Jean de la FONTAINE [1621 - 1695] - "L'Homme & son image" - Livret I - Fable 11

L’Homme et son image
POUR M.L.D.D.L.R.
 Un Homme qui s’aimait sans avoir de rivaux

Passait dans son esprit pour le plus beau du monde :
Il accusait toujours les miroirs d’être faux,
Vivant plus que content dans son erreur profonde.
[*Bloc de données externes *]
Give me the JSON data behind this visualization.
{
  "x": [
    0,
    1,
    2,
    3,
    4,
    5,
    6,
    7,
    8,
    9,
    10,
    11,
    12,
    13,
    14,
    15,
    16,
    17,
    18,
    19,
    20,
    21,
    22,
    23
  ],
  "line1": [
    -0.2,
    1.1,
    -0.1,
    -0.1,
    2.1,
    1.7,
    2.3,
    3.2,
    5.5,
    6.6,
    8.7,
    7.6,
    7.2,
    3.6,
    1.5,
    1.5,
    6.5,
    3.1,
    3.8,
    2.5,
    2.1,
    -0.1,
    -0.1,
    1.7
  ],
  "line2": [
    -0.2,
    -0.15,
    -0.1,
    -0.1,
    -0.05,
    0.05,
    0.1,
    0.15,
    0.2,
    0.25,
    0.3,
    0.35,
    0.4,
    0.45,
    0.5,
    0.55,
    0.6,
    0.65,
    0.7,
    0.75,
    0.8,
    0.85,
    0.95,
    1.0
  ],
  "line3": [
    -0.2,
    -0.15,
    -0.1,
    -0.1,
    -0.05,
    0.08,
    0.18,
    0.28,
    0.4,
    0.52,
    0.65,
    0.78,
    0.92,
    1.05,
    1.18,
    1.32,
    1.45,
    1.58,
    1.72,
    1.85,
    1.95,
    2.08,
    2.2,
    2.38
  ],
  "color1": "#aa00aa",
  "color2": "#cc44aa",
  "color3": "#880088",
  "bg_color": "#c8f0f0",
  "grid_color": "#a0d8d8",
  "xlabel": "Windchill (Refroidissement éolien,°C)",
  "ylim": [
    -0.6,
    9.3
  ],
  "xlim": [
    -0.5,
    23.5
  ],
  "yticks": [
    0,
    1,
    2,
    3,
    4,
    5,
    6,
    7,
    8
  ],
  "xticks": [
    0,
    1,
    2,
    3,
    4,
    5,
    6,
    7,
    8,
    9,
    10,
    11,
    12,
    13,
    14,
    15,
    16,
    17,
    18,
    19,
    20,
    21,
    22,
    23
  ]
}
Afin de le guérir, le Sort officieux
Présentait partout à ses yeux
Les Conseillers muets dont se servent nos Dames :
Miroirs dans les logis, miroirs chez les Marchands,
Miroirs aux poches des Galands,
Miroirs aux ceintures des femmes.
Que fait notre Narcisse ? Il va se confiner
Aux lieux les plus cachés qu’il peut s’imaginer,
N’osant plus des miroirs éprouver l’aventure.
Mais un canal formé par une source pure
Se trouve en ces lieux écartés :
Il s’y voit, il se fâche ; et ses yeux irrités
Pensent apercevoir une Chimère vaine :
Il fait tout ce qu’il peut pour éviter cette eau.
Mais quoi, le canal est si beau
Qu’il ne le quitte qu’avec peine.
On voit bien où je veux venir :
Je parle à tous ; et cette erreur extrême
Est un mal que chacun se plaît d’entretenir.
Notre âme, c’est cet Homme amoureux de lui-même ;
Tant de Miroirs, ce sont les sottises d’autrui ;
Miroirs de nos défauts les Peintres légitimes ;
Et quant au Canal, c’est celui
Que chacun sait, le Livre des Maximes.